The Study Of Bayesian-Sparsity Constraint Algorithm For Ill-Posed Problems

Since the regularization method has been widely used in geophysics, image reconstruction, signal processing, biomedical engineering, control theory and many other fields, the study of ill-posed problems algorithms has been paid attention by more and more people, and greatly promoted the development of the theory and practice of solving an ill-posed problem.This paper investigates the ill-posed problem of Bayesian-sparsity constraint algorithm.
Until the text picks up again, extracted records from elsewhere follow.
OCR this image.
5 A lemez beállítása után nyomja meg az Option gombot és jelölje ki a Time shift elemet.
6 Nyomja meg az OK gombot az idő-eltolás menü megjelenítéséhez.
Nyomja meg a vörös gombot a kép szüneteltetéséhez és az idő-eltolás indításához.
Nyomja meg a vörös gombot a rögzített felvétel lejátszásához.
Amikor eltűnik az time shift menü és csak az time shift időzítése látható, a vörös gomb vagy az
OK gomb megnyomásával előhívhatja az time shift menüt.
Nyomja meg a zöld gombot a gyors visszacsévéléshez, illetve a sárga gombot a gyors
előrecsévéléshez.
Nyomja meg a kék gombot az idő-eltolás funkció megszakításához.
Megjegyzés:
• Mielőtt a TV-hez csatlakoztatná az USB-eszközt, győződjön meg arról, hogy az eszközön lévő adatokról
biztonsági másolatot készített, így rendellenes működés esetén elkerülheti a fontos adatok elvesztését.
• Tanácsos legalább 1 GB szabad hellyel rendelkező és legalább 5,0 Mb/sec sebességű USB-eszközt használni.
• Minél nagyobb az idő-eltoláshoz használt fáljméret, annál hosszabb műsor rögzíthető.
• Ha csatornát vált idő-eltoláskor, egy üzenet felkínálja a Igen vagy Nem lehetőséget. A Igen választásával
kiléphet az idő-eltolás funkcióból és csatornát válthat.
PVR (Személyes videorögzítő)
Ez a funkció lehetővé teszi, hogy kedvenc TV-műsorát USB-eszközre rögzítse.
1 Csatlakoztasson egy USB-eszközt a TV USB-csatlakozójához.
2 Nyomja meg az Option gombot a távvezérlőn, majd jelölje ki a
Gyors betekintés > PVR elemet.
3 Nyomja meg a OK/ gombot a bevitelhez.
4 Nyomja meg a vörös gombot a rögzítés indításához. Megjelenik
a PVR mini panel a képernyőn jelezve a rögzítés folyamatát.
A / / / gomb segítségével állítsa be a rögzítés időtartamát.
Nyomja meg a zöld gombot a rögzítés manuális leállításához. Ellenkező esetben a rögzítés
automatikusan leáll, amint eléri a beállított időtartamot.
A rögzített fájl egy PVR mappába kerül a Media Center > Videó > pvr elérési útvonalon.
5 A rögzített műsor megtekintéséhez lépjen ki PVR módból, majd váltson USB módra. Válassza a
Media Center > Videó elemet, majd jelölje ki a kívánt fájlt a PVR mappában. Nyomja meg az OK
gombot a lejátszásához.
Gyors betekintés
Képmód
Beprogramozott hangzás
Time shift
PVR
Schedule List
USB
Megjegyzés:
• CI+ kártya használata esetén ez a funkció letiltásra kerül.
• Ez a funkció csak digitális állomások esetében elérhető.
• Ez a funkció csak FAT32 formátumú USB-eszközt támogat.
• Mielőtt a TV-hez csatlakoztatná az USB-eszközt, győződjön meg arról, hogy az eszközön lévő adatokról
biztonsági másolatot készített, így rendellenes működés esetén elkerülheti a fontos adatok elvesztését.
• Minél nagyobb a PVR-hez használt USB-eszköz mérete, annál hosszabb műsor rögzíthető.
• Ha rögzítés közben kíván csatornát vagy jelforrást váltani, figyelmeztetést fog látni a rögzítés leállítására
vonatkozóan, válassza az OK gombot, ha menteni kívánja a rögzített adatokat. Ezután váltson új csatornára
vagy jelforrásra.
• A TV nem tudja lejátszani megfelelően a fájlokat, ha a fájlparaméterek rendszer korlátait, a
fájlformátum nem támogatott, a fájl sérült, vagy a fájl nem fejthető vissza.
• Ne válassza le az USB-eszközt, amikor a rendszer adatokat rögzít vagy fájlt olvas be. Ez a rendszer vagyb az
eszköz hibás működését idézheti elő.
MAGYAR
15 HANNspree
The failure to depend on the data continuously lead to a small perturbation in the data may cause an enormous deviation of the solution. Recently, the sparsity-constraint in the Bayesian framework for inverse problems has attracted many authors’interests. This method can be applied to image restoration. When introducing sparse constraint under Bayesian framework, an urgent problem still needs to be solved, a practical obstacle for these is the lack of fast posterior sampling algorithms for sparse Bayesian inversion.This paper is based on Gibbs algorithm of Markov chain Monte Carlo(MCMC) sampling algorithms, we design a single component Gibbs MCMC sampler for priors relying on L1-norms,and the specific process of the algorithm is given.To verify the validity of the method, this paper applys the design method to two types of linear and nonlinear inverse problems. The numerical results showed that the Bayesian sparsity constraint algorithm can be used for solving ill-posed problem effectively, and it will provide theoretical support for the various types of inverse problems.